Data @ Reed

Summarizing data

Given some data, R has many options for summarizing it: mean, median, range, % above a certain value, % in each category, etc. These first three examples have functions that calculate them (literally mean, median, and range). You can calculate the proportion or count that satisfies some condition with variants of mean and sum. For example, if we want to know the number and proportion of flowers in the iris dataset with petal length less than the mean (3.758), the following code would work.

sum(iris$Petal.Length < 3.758)

mean(iris$Petal.Length < 3.758)

Now suppose we want to know how many flowers there are of each of the three different species in the data set. The table() command works for this, but count() from the dplyr package will often put the result in a nicer form to work with (data frame, instead of a named vector).

table(iris$Species)

library(dplyr)
count(iris, Species)

Grouping and summarizing data

While general data summaries are great, a lot of the time we are interested in comparing some summary between different groups of the data: does the range differ between two treatment groups, are different age groups more susceptible to certain health problems, and so on. When you combine group_by and summarize from the dplyr package, they become a great tool for performing this grouped analysis.
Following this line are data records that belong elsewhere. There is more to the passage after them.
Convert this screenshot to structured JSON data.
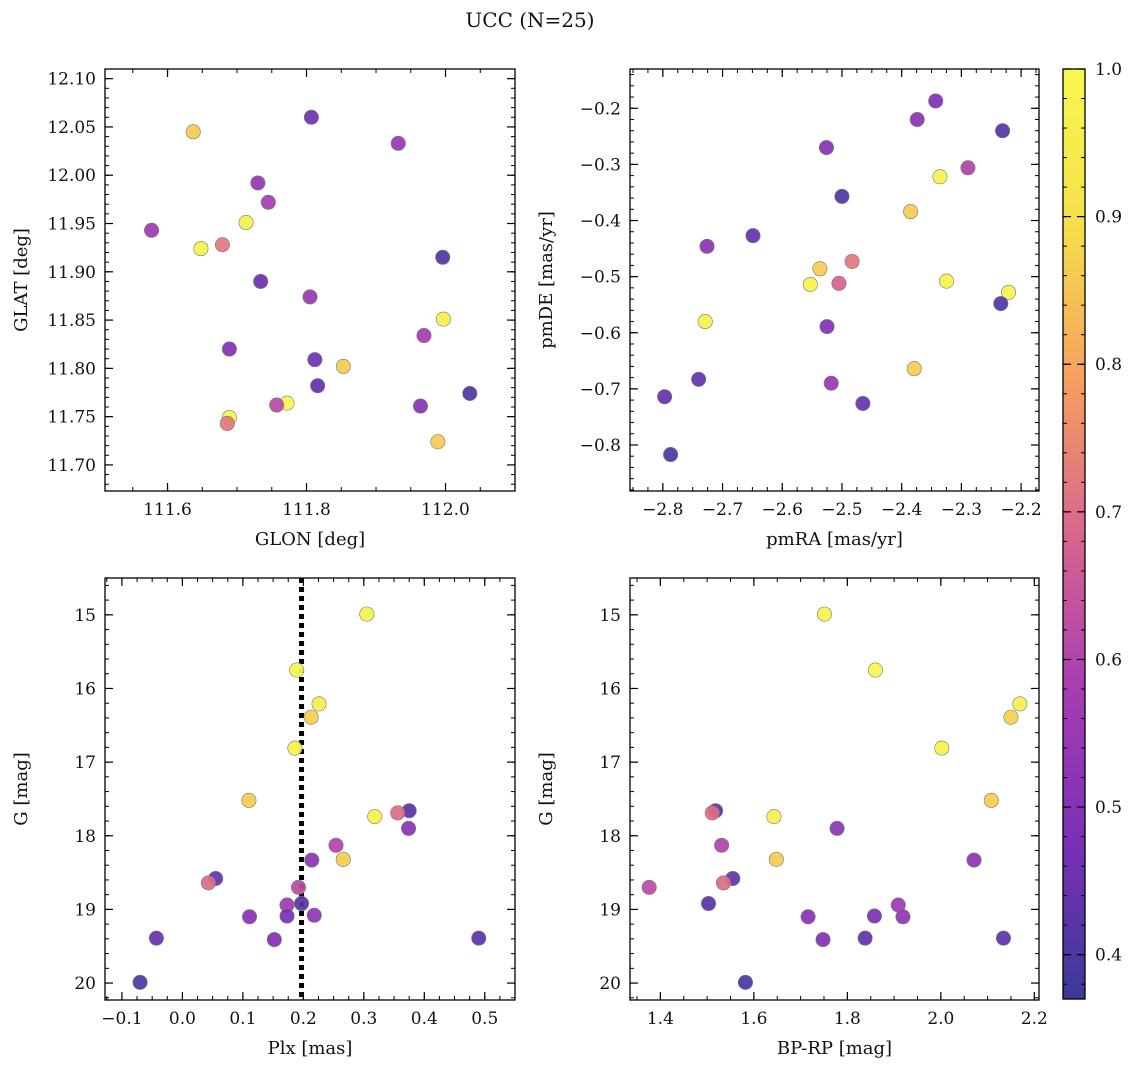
{
  "figure": {
    "title": "UCC (N=25)"
  },
  "colorbar": {
    "range": [
      0.37,
      1.0
    ],
    "ticks": [
      0.4,
      0.5,
      0.6,
      0.7,
      0.8,
      0.9,
      1.0
    ],
    "tick_labels": [
      "0.4",
      "0.5",
      "0.6",
      "0.7",
      "0.8",
      "0.9",
      "1.0"
    ],
    "colormap": "plasma",
    "colormap_stops": [
      "#3b3a98",
      "#7a2fb6",
      "#a63db2",
      "#d9658e",
      "#f6a05f",
      "#f5e04a",
      "#f6f84f"
    ]
  },
  "chart_data": [
    {
      "type": "scatter",
      "xlabel": "GLON [deg]",
      "ylabel": "GLAT [deg]",
      "xlim": [
        111.51,
        112.1
      ],
      "ylim": [
        11.673,
        12.11
      ],
      "xticks": [
        111.6,
        111.8,
        112.0
      ],
      "xtick_labels": [
        "111.6",
        "111.8",
        "112.0"
      ],
      "yticks": [
        11.7,
        11.75,
        11.8,
        11.85,
        11.9,
        11.95,
        12.0,
        12.05,
        12.1
      ],
      "ytick_labels": [
        "11.70",
        "11.75",
        "11.80",
        "11.85",
        "11.90",
        "11.95",
        "12.00",
        "12.05",
        "12.10"
      ],
      "invert_y": false,
      "points": [
        {
          "x": 111.637,
          "y": 12.045,
          "c": 0.86
        },
        {
          "x": 111.807,
          "y": 12.06,
          "c": 0.46
        },
        {
          "x": 111.932,
          "y": 12.033,
          "c": 0.55
        },
        {
          "x": 111.73,
          "y": 11.992,
          "c": 0.54
        },
        {
          "x": 111.745,
          "y": 11.972,
          "c": 0.58
        },
        {
          "x": 111.577,
          "y": 11.943,
          "c": 0.56
        },
        {
          "x": 111.713,
          "y": 11.951,
          "c": 0.97
        },
        {
          "x": 111.648,
          "y": 11.924,
          "c": 0.98
        },
        {
          "x": 111.679,
          "y": 11.928,
          "c": 0.72
        },
        {
          "x": 111.996,
          "y": 11.915,
          "c": 0.41
        },
        {
          "x": 111.734,
          "y": 11.89,
          "c": 0.45
        },
        {
          "x": 111.805,
          "y": 11.874,
          "c": 0.55
        },
        {
          "x": 111.997,
          "y": 11.851,
          "c": 0.96
        },
        {
          "x": 111.969,
          "y": 11.834,
          "c": 0.58
        },
        {
          "x": 111.689,
          "y": 11.82,
          "c": 0.5
        },
        {
          "x": 111.812,
          "y": 11.809,
          "c": 0.46
        },
        {
          "x": 111.853,
          "y": 11.802,
          "c": 0.86
        },
        {
          "x": 111.816,
          "y": 11.782,
          "c": 0.44
        },
        {
          "x": 112.035,
          "y": 11.774,
          "c": 0.41
        },
        {
          "x": 111.772,
          "y": 11.764,
          "c": 0.99
        },
        {
          "x": 111.757,
          "y": 11.762,
          "c": 0.62
        },
        {
          "x": 111.964,
          "y": 11.761,
          "c": 0.51
        },
        {
          "x": 111.689,
          "y": 11.749,
          "c": 0.99
        },
        {
          "x": 111.686,
          "y": 11.743,
          "c": 0.72
        },
        {
          "x": 111.989,
          "y": 11.724,
          "c": 0.86
        }
      ]
    },
    {
      "type": "scatter",
      "xlabel": "pmRA [mas/yr]",
      "ylabel": "pmDE [mas/yr]",
      "xlim": [
        -2.855,
        -2.17
      ],
      "ylim": [
        -0.882,
        -0.13
      ],
      "xticks": [
        -2.8,
        -2.7,
        -2.6,
        -2.5,
        -2.4,
        -2.3,
        -2.2
      ],
      "xtick_labels": [
        "−2.8",
        "−2.7",
        "−2.6",
        "−2.5",
        "−2.4",
        "−2.3",
        "−2.2"
      ],
      "yticks": [
        -0.8,
        -0.7,
        -0.6,
        -0.5,
        -0.4,
        -0.3,
        -0.2
      ],
      "ytick_labels": [
        "−0.8",
        "−0.7",
        "−0.6",
        "−0.5",
        "−0.4",
        "−0.3",
        "−0.2"
      ],
      "invert_y": false,
      "points": [
        {
          "x": -2.343,
          "y": -0.187,
          "c": 0.49
        },
        {
          "x": -2.374,
          "y": -0.22,
          "c": 0.51
        },
        {
          "x": -2.231,
          "y": -0.24,
          "c": 0.42
        },
        {
          "x": -2.526,
          "y": -0.27,
          "c": 0.51
        },
        {
          "x": -2.289,
          "y": -0.306,
          "c": 0.6
        },
        {
          "x": -2.336,
          "y": -0.322,
          "c": 0.97
        },
        {
          "x": -2.5,
          "y": -0.357,
          "c": 0.41
        },
        {
          "x": -2.385,
          "y": -0.384,
          "c": 0.86
        },
        {
          "x": -2.649,
          "y": -0.427,
          "c": 0.44
        },
        {
          "x": -2.726,
          "y": -0.446,
          "c": 0.52
        },
        {
          "x": -2.483,
          "y": -0.473,
          "c": 0.72
        },
        {
          "x": -2.537,
          "y": -0.486,
          "c": 0.86
        },
        {
          "x": -2.505,
          "y": -0.512,
          "c": 0.68
        },
        {
          "x": -2.553,
          "y": -0.514,
          "c": 0.98
        },
        {
          "x": -2.325,
          "y": -0.508,
          "c": 0.98
        },
        {
          "x": -2.221,
          "y": -0.528,
          "c": 0.98
        },
        {
          "x": -2.234,
          "y": -0.548,
          "c": 0.41
        },
        {
          "x": -2.729,
          "y": -0.58,
          "c": 0.98
        },
        {
          "x": -2.525,
          "y": -0.589,
          "c": 0.5
        },
        {
          "x": -2.379,
          "y": -0.664,
          "c": 0.86
        },
        {
          "x": -2.74,
          "y": -0.683,
          "c": 0.44
        },
        {
          "x": -2.518,
          "y": -0.69,
          "c": 0.55
        },
        {
          "x": -2.797,
          "y": -0.714,
          "c": 0.45
        },
        {
          "x": -2.465,
          "y": -0.726,
          "c": 0.45
        },
        {
          "x": -2.787,
          "y": -0.817,
          "c": 0.4
        }
      ]
    },
    {
      "type": "scatter",
      "xlabel": "Plx [mas]",
      "ylabel": "G [mag]",
      "xlim": [
        -0.128,
        0.55
      ],
      "ylim": [
        14.5,
        20.23
      ],
      "xticks": [
        -0.1,
        0.0,
        0.1,
        0.2,
        0.3,
        0.4,
        0.5
      ],
      "xtick_labels": [
        "−0.1",
        "0.0",
        "0.1",
        "0.2",
        "0.3",
        "0.4",
        "0.5"
      ],
      "yticks": [
        15,
        16,
        17,
        18,
        19,
        20
      ],
      "ytick_labels": [
        "15",
        "16",
        "17",
        "18",
        "19",
        "20"
      ],
      "invert_y": true,
      "vline": 0.197,
      "points": [
        {
          "x": 0.305,
          "y": 14.99,
          "c": 0.98
        },
        {
          "x": 0.189,
          "y": 15.75,
          "c": 0.99
        },
        {
          "x": 0.226,
          "y": 16.21,
          "c": 0.95
        },
        {
          "x": 0.213,
          "y": 16.39,
          "c": 0.87
        },
        {
          "x": 0.186,
          "y": 16.81,
          "c": 0.97
        },
        {
          "x": 0.11,
          "y": 17.52,
          "c": 0.86
        },
        {
          "x": 0.375,
          "y": 17.66,
          "c": 0.42
        },
        {
          "x": 0.356,
          "y": 17.69,
          "c": 0.7
        },
        {
          "x": 0.318,
          "y": 17.74,
          "c": 0.97
        },
        {
          "x": 0.374,
          "y": 17.9,
          "c": 0.52
        },
        {
          "x": 0.254,
          "y": 18.13,
          "c": 0.6
        },
        {
          "x": 0.214,
          "y": 18.33,
          "c": 0.52
        },
        {
          "x": 0.266,
          "y": 18.32,
          "c": 0.86
        },
        {
          "x": 0.055,
          "y": 18.58,
          "c": 0.44
        },
        {
          "x": 0.043,
          "y": 18.64,
          "c": 0.7
        },
        {
          "x": 0.192,
          "y": 18.7,
          "c": 0.62
        },
        {
          "x": 0.173,
          "y": 18.94,
          "c": 0.56
        },
        {
          "x": 0.197,
          "y": 18.92,
          "c": 0.42
        },
        {
          "x": 0.111,
          "y": 19.1,
          "c": 0.51
        },
        {
          "x": 0.173,
          "y": 19.09,
          "c": 0.48
        },
        {
          "x": 0.218,
          "y": 19.08,
          "c": 0.53
        },
        {
          "x": -0.043,
          "y": 19.39,
          "c": 0.44
        },
        {
          "x": 0.152,
          "y": 19.41,
          "c": 0.5
        },
        {
          "x": 0.49,
          "y": 19.39,
          "c": 0.43
        },
        {
          "x": -0.07,
          "y": 19.99,
          "c": 0.4
        }
      ]
    },
    {
      "type": "scatter",
      "xlabel": "BP-RP [mag]",
      "ylabel": "G [mag]",
      "xlim": [
        1.335,
        2.21
      ],
      "ylim": [
        14.5,
        20.23
      ],
      "xticks": [
        1.4,
        1.6,
        1.8,
        2.0,
        2.2
      ],
      "xtick_labels": [
        "1.4",
        "1.6",
        "1.8",
        "2.0",
        "2.2"
      ],
      "yticks": [
        15,
        16,
        17,
        18,
        19,
        20
      ],
      "ytick_labels": [
        "15",
        "16",
        "17",
        "18",
        "19",
        "20"
      ],
      "invert_y": true,
      "points": [
        {
          "x": 1.751,
          "y": 14.99,
          "c": 0.98
        },
        {
          "x": 1.86,
          "y": 15.75,
          "c": 0.99
        },
        {
          "x": 2.169,
          "y": 16.21,
          "c": 0.95
        },
        {
          "x": 2.15,
          "y": 16.39,
          "c": 0.87
        },
        {
          "x": 2.002,
          "y": 16.81,
          "c": 0.97
        },
        {
          "x": 2.108,
          "y": 17.52,
          "c": 0.86
        },
        {
          "x": 1.518,
          "y": 17.66,
          "c": 0.42
        },
        {
          "x": 1.511,
          "y": 17.69,
          "c": 0.7
        },
        {
          "x": 1.643,
          "y": 17.74,
          "c": 0.97
        },
        {
          "x": 1.778,
          "y": 17.9,
          "c": 0.52
        },
        {
          "x": 1.531,
          "y": 18.13,
          "c": 0.6
        },
        {
          "x": 2.071,
          "y": 18.33,
          "c": 0.52
        },
        {
          "x": 1.648,
          "y": 18.32,
          "c": 0.86
        },
        {
          "x": 1.555,
          "y": 18.58,
          "c": 0.44
        },
        {
          "x": 1.535,
          "y": 18.64,
          "c": 0.7
        },
        {
          "x": 1.376,
          "y": 18.7,
          "c": 0.62
        },
        {
          "x": 1.909,
          "y": 18.94,
          "c": 0.56
        },
        {
          "x": 1.503,
          "y": 18.92,
          "c": 0.42
        },
        {
          "x": 1.716,
          "y": 19.1,
          "c": 0.51
        },
        {
          "x": 1.858,
          "y": 19.09,
          "c": 0.48
        },
        {
          "x": 1.919,
          "y": 19.1,
          "c": 0.53
        },
        {
          "x": 1.838,
          "y": 19.39,
          "c": 0.44
        },
        {
          "x": 1.748,
          "y": 19.41,
          "c": 0.5
        },
        {
          "x": 2.134,
          "y": 19.39,
          "c": 0.43
        },
        {
          "x": 1.582,
          "y": 19.99,
          "c": 0.4
        }
      ]
    }
  ]
}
Earlier we saw the amount of all flowers in iris whose petal length was less than the mean, but say we want to differentiate this between the three species. The two steps for this are first grouping by species, then summarizing to get the number and proportion of flowers in each group.

library(dplyr)
iris %>%
  group_by(Species) %>%
  summarize(n = sum(Petal.Length < 3.758),
            prop = mean(Petal.Length < 3.758))
## # A tibble: 3 x 3
##   Species        n  prop
##   <fct>      <int> <dbl>
## 1 setosa        50 1.00 
## 2 versicolor     7 0.140
## 3 virginica      0 0.

This creates a data frame with three rows (the three different species) and 3threecolumns: Species (the grouping variable), n (created in the summary step to show the count), and prop (created in the summary step to show the proportion). The data shows that all of the setosas, 7/50 (14%) of the versicolors, and none of the virginicas have smaller petal lengths than the total average.

The pipe

The %>% command above is called a pipe, and it is really useful for performing a sequence of commands in order on a data set. The pipe takes whatever thing comes before it and “pipes” it into the next function as the first argument. So while a typical line of R code might be something like function(data, arguments), we could equivalently write data %>% function(arguments).
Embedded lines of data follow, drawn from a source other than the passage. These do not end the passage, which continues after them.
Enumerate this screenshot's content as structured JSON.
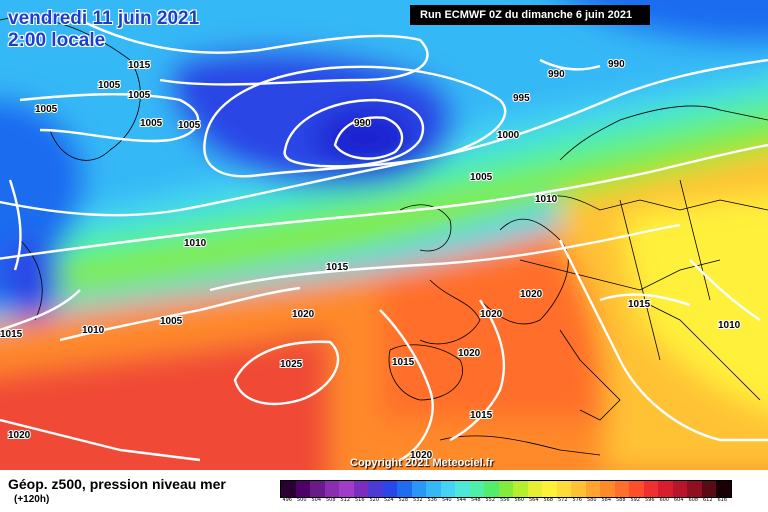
{
  "header": {
    "date_line": "vendredi 11 juin 2021",
    "time_line": "2:00 locale",
    "run_info": "Run ECMWF 0Z du dimanche 6 juin 2021"
  },
  "copyright": "Copyright 2021 Meteociel.fr",
  "legend": {
    "title": "Géop. z500, pression niveau mer",
    "subtitle": "(+120h)",
    "scale_values": [
      "496",
      "500",
      "504",
      "508",
      "512",
      "516",
      "520",
      "524",
      "528",
      "532",
      "536",
      "540",
      "544",
      "548",
      "552",
      "556",
      "560",
      "564",
      "568",
      "572",
      "576",
      "580",
      "584",
      "588",
      "592",
      "596",
      "600",
      "604",
      "608",
      "612",
      "616"
    ],
    "scale_colors": [
      "#2a0033",
      "#4d0066",
      "#6b1a8a",
      "#8a2db0",
      "#a03cc8",
      "#7a2ec0",
      "#4b3ad6",
      "#2a46e6",
      "#1f6cf0",
      "#2a96f5",
      "#36b8f6",
      "#44d4f2",
      "#4ee8d8",
      "#4ef0a8",
      "#54ec6c",
      "#82ec3c",
      "#b6ee30",
      "#e6f032",
      "#fff03a",
      "#ffdc3a",
      "#ffc234",
      "#ffa42e",
      "#ff8a2a",
      "#ff6e2a",
      "#ff4e2a",
      "#f0302e",
      "#d81e2e",
      "#b8142a",
      "#901022",
      "#5a0a14",
      "#1a0004"
    ]
  },
  "map": {
    "isobar_labels": [
      {
        "id": "1015",
        "text": "1015"
      },
      {
        "id": "1005",
        "text": "1005"
      },
      {
        "id": "990",
        "text": "990"
      },
      {
        "id": "995",
        "text": "995"
      },
      {
        "id": "1000",
        "text": "1000"
      },
      {
        "id": "1010",
        "text": "1010"
      },
      {
        "id": "1020",
        "text": "1020"
      },
      {
        "id": "1025",
        "text": "1025"
      }
    ]
  }
}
For a simple function like that toy example this is not super useful, but in the iris example above it’s quite useful for improving the readability and speed of code. If we do not use the pipe, the fastest method is harder to understand:

summarize(group_by(iris, Species),
          n = sum(Petal.Length < 3.758),
          prop = mean(Petal.Length < 3.758))

And a more understandable method, stopping and saving after each step, will take longer and use more memory (especially on large data sets) because it has to save one or more extra steps that aren’t particularly useful:

grouping <- group_by(iris, Species)
summarize(grouping,
          n = sum(Petal.Length < 3.758),
          prop = mean(Petal.Length < 3.758))